Life along the world’s great rivers moves a bit more slowly. The advent of air travel meant that journeys that once took days, weeks or even months could now be completed in mere hours. Not so on a river, and that’s the way we like it. A river cruise lets you kick back and enjoy several destinations while only having to unpack once. The world glides by at a leisurely pace, and you can tailor each day to your own tastes with visits to towns along the way. Here are four of our favorite river cruises.

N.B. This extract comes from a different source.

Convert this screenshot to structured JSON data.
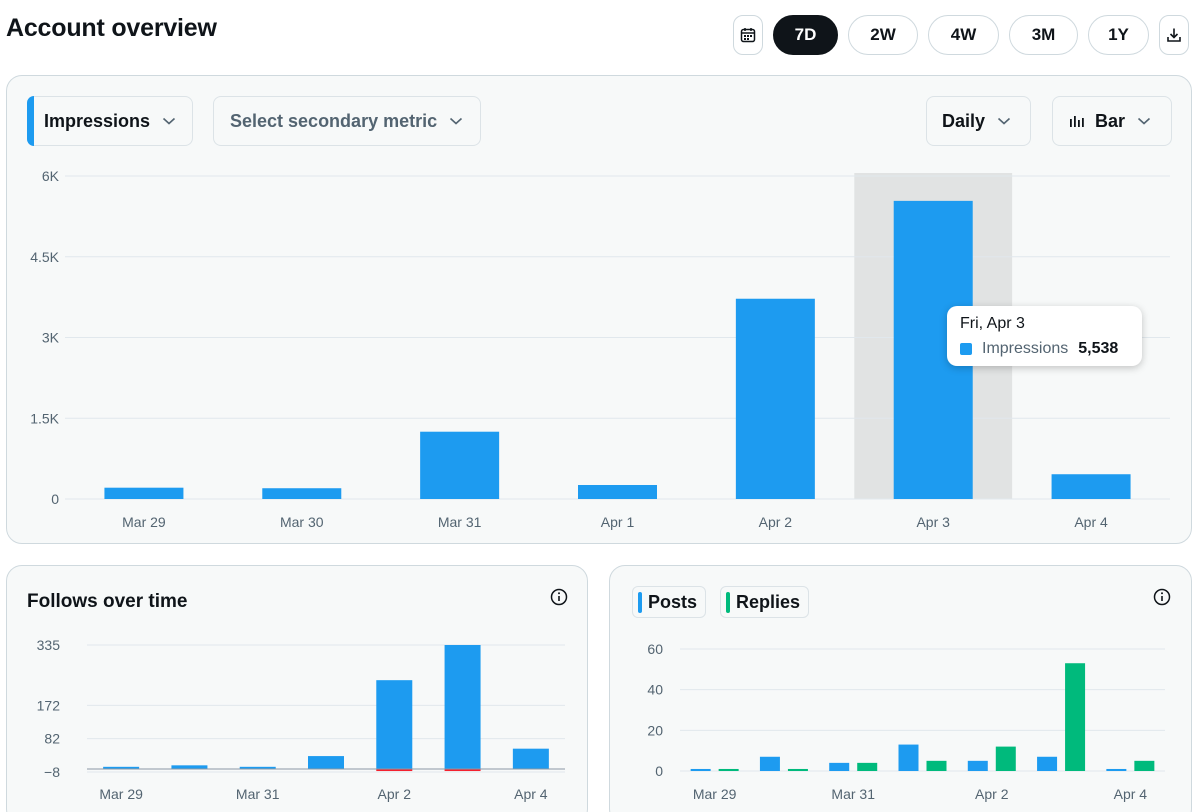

Europe’s second-longest river touches ten nations on its way from the Black Forest to the Black Sea, so your travel experience here depends on which part of the river you decide to see. Our Danube River Cruise focuses on the stretch of river between Prague and Budapest, but this cruise actually begins in Nuremberg on the Regnitz River, one of the Danube’s many tributaries. Cruising on this section of the Danube allows travelers to visit both national capitals—such as Vienna and Bratislava—as well as the sleepy river towns of Kelheim, Passau and Melk.
The Volga-Baltic Waterway
Our Russian River Cruise actually features four rivers…and two canals, and three lakes and a manmade reservoir. The course our river ship takes follows Russia’s historic yearning for the sea, beginning in St. Petersburg. Peter the Great built St. Petersburg in an uninhabited swamp with the intention of creating a “window on the west,” a place where Russia could trade easily with Europe and where a feudal country could take its first steps into modernity. But the heart of Russia was and still is the Volga River, and connecting the Volga to the Baltic Sea through Peter’s new port would require incredible engineering feats. On this river cruise, you’ll see how man and nature continue to interact, and how the country’s waterways helped inspire some of Russia’s greatest architecture.
From space, the Nile looks like the slenderest ribbon of green in a sea of yellow sand. And from the banks of the river, it doesn’t look much different: along some stretches of the river, just beyond the lush grasses and palm trees sustained by the Nile’s waters, you can see the towering dunes of the Sahara. The world’s longest river is the exception to the rule in the world’s largest desert, but it’s also home to one of the oldest civilizations on the planet. On our Egypt & the Nile Tour, a river cruise from Luxor to Cairo shows you the wonders of Egypt, from the temples of the King Tut’s tomb to Gamal Nasser’s Aswan High Dam.
All rivers change course over time, but the Yangtze has changed course more than others. Since 2008, the mighty Yangtze has been dammed by the Three Gorges Dam, the world’s largest hydroelectric plant, and the construction of the dam irrevocably altered the physical and cultural landscape along the river. But even 35 million cubic yards of concrete can’t change the scenic beauty of the Yangtze, where sheer limestone cliffs seem to shoot straight into the sky. As you cruise from Yichang to Chongqing on Imperial China & the Yangtze River, you’ll experience the natural beauty of one of the world’s oldest and most important waterways.